Ironing out issues and taking the weight of the shoulders of companies fits with the times, Van Son notices. Following the easing of corona restrictions, companies’ order portfolios are bulging. At the same time, engineering departments are short-staffed or have seen a change of the old guard to a younger generation.
“Getting all the work done is a challenge in itself, and in such an environment an aspect such as a protective film for a train can be somewhat of a nuisance for planners and engineers. To take care of project management all the way from the drawing board to application is a competitive advantage, even on a European level”.
Skill and expertise
The film itself is not just any product. While essentially off the shelf, the material does need to meet certain requirements for rail application, and configuring the film to meet these requirements takes skill and experience. This is especially true in meeting the EN-45545 standard on fire protection, Van Son says.

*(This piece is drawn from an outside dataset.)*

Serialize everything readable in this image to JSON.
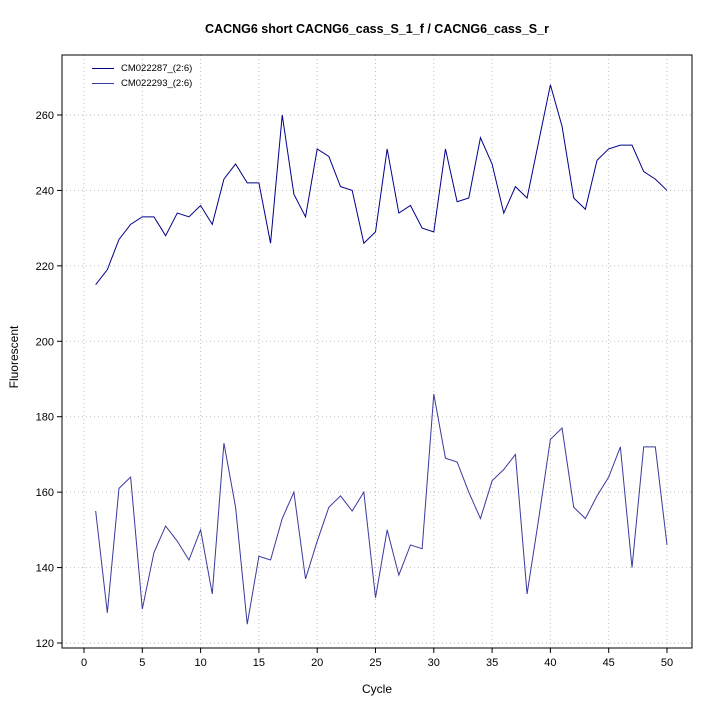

“The film needs to have a certain mechanical resilience and it needs to be able to withstand UV light and chemicals. It even needs to be able to cope with the specific detergents that individual operators use to clean train cars or to remove graffiti with. On top of that, the film should not crack, stretch or detach, and the separate batches need to be identical.”
The application is not limited to the outside, Van Son also adds, saying that special films on windows can help in heat proofing a train. This in turn means the airconditioning does not need to run full steam, which reduces energy consumption. “Having these films also adds to passenger comfort, so it is a worthwhile long-term investment for operators”.
New markets and sectors
Looking ahead, Van Son and his company Fleetshield have its sights set on a number of developments. First and foremost, Fleetshield will continue to target manufacturers of rolling stock as clients. Secondly, expansion to other markets is on the cards. The company is currently active in the Netherlands, Belgium, Luxemburg, Germany, Spain and the Czech Republic. However, Van Son is also eying the Scandinavian countries. Fleetshield is also pursuing a new major deal for consultancy and application engineering with a big company in the EMEA (Europe, the Middle East and North Africa) region. As this is an ongoing process, Van Son cannot go into detail about the project.
Finally, it seems there is a groundswell of interest in the field of locomotives, where operators are becoming more and more interested in giving their locs a certain look. “There is certainly a demand there, but we have yet to come to grips with that market”.